Aus der Landeskonferenz der Richtlinienpsychotherapieverbände (LAKO) und dem Beratenden Fachausschuss Psychotherapie der Kassenärztlichen Vereinigung Bayerns (KVB; BFA-PT)


Es sind immer wieder die ähnlichen und oft auch wiederkehrenden Themen, die die Gremien beschäftigen:

-        Bedarfsplanung: werden freie PT-Sitze, in einem sog. überversorgten Gebiet aufgekauft oder nicht?

-        Wie ist die Honorarentwicklung, sollte das Kapitel 23 auch extrabudgetär vergütet werden?

-        Wie ist die weitere Entwicklung der Psychotherapierichtlinien, kommt die psychotherapeutische Sprechstunde, fällt das Gutachterverfahren?

Bedarfsplanung: Sollte es so kommen, wie es das GKV-Versorgungsstärkungsgesetz vorsieht, so hieße das für Bayern im Bereich Psychotherapie, dass 1.257,9 Sitze wegfallen würden in Versorgungsgebieten mit einem Versorgungsgrad oberhalb von 110%, 265,2 Sitze wegfallen würden in Gebieten mit einem Versorgungsgrad oberhalb 200%; im KJP-Bereich würden 28 Sitze (oberhalb 110%) und 9,5 Sitze (oberhalb 200%) wegfallen. D.h. in Bayern würden insgesamt 1.560 PT-Sitze im Laufe der nächsten Jahre eingezogen werden.

Es gilt hier, alle Möglichkeiten zu nutzen, dies zu verhindern. Auf der politischen Ebene muss Druck aufgebaut und mit den verschiedenen Entscheidungsträgern das Gespräch gesucht werden. Drum gilt es nicht müde werden und bei allen Gelegenheiten, wo ein Kontakt mit Politikern stattfindet, egal ob mit Volksvertretern auf Landes- oder Bundesebene, diese auf unsere Situation aufmerksam zu machen.

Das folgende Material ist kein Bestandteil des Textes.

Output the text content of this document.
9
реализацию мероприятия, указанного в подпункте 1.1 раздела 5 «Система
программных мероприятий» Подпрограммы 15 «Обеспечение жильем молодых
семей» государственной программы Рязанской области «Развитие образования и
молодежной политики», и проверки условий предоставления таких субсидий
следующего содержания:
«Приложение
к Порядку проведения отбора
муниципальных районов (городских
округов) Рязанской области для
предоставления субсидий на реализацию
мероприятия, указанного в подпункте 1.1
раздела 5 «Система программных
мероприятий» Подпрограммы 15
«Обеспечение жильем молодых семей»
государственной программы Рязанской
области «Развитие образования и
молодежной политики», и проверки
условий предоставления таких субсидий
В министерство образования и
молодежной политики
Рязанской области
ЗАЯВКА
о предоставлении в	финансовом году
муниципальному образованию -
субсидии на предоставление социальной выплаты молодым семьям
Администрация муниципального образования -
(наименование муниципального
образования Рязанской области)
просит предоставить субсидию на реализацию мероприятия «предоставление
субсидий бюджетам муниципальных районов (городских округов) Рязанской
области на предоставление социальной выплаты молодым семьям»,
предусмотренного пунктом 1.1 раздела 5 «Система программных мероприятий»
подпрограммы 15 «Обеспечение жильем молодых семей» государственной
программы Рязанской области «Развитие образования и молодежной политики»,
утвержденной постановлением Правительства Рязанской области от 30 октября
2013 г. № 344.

In den Medien, ob Print, TV, Blogs oder sonstigen Internetforen, auf die Unhaltbarkeit der politischen Beschlüsse aufmerksam machen und deren Folgen für die Versorgung psychisch kranker Menschen darstellen.

Honorarentwicklung:Es geht mäßig voran, stets unterhalb der Inflationsrate, so dass effektiv die Honorare sinken. Sowohl in der LAKO als auch im BFA-PT wurde diskutiert, ob auch die Leistungen des Kapitels 23 extrabudgetär vergütet werden sollen, was zur Folge hätte, dass diese nicht mehr so stark schwanken wie bisher, wo teilweise nur 87% der möglichen Vergütung ausgezahlt wurden.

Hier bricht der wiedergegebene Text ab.